The Drupal Security Team approved this issue for public release.
Original Report by @fgm
There is an issue with the core-generated Date HTTP header on cached responses. I'm reporting it first instead of the public tracker because I have a feeling it might cause a security issue, although I'm not sure how: I can see situations where this Date header might be used to validate sensitive data, for instance, and it would open a non-integrity window.
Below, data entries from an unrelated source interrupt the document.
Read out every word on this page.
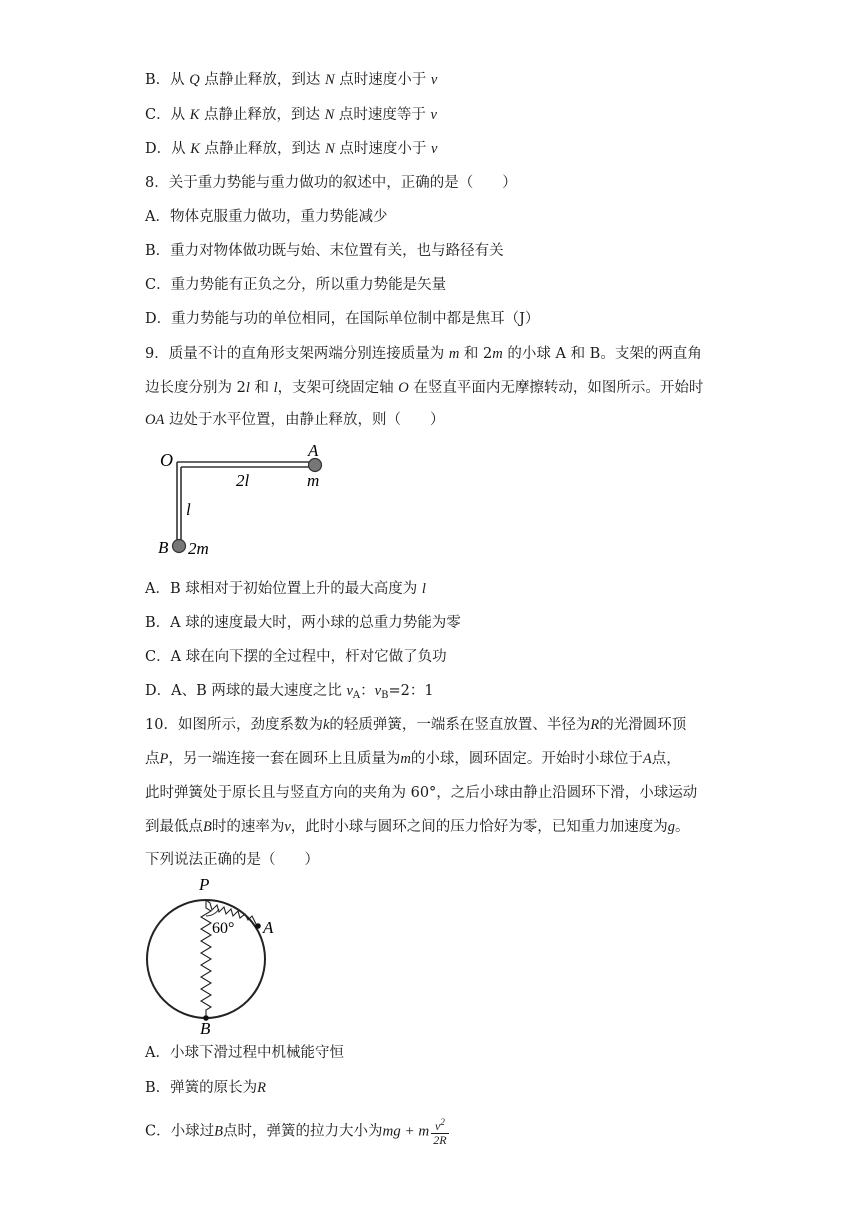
B．从 Q 点静止释放，到达 N 点时速度小于 v
C．从 K 点静止释放，到达 N 点时速度等于 v
D．从 K 点静止释放，到达 N 点时速度小于 v
8．关于重力势能与重力做功的叙述中，正确的是（　　）
A．物体克服重力做功，重力势能减少
B．重力对物体做功既与始、末位置有关，也与路径有关
C．重力势能有正负之分，所以重力势能是矢量
D．重力势能与功的单位相同，在国际单位制中都是焦耳（J）
9．质量不计的直角形支架两端分别连接质量为 m 和 2m 的小球 A 和 B。支架的两直角
边长度分别为 2l 和 l，支架可绕固定轴 O 在竖直平面内无摩擦转动，如图所示。开始时
OA 边处于水平位置，由静止释放，则（　　）
O	A
m
2l
l
B 2m
A．B 球相对于初始位置上升的最大高度为 l
B．A 球的速度最大时，两小球的总重力势能为零
C．A 球在向下摆的全过程中，杆对它做了负功
D．A、B 两球的最大速度之比 $v_A$：$v_B=2$：1
10．如图所示，劲度系数为k的轻质弹簧，一端系在竖直放置、半径为R的光滑圆环顶
点P，另一端连接一套在圆环上且质量为m的小球，圆环固定。开始时小球位于A点，
此时弹簧处于原长且与竖直方向的夹角为 60°，之后小球由静止沿圆环下滑，小球运动
到最低点B时的速率为v，此时小球与圆环之间的压力恰好为零，已知重力加速度为g。
下列说法正确的是（　　）
P
60° A
B
A．小球下滑过程中机械能守恒
B．弹簧的原长为R
C．小球过B点时，弹簧的拉力大小为mg + m $\frac{v^2}{2R}$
You can see this issue by:
1. Installing a fresh D8.5.1
2. Disable Internal Page Cache (IPC) and Dynamic Page Cache (DPC)
3. Fetch the site using e.g. curl -I http://site.localhost (fetch)
4. Date header, will match current time, t0
5. Enable IPC
6. Fetch
7. Date header will match current time, now t1, and have X-Drupal-Cache MISS
8 Fetch
8. Date header will match t1 (should be > t1), and have X-Drupal-Cache HIT
9. Drush CR
10 Fetch
11. Date header will match current time, now t2, and have X-Drupal-Cache MISS
12. Disable IPC, Enable DPC
13. Fetch
14. Date header will match current time, now t3, and have X-Drupal-Dynamic-Cache MISS
15. Fetch
16. Date header will match t3 (should be > t3), and have X-Drupal-Dynamic-Cache HIT
17. Drush CR
18 Fetch
19. Date header will match current time, now t4, and have X-Drupal-Cache MISS
So, in short, any time a response is served from either DPC or IPC, it bears the timestamp it was generated instead of the current timestamp. Flushing the cache resets it in both cases.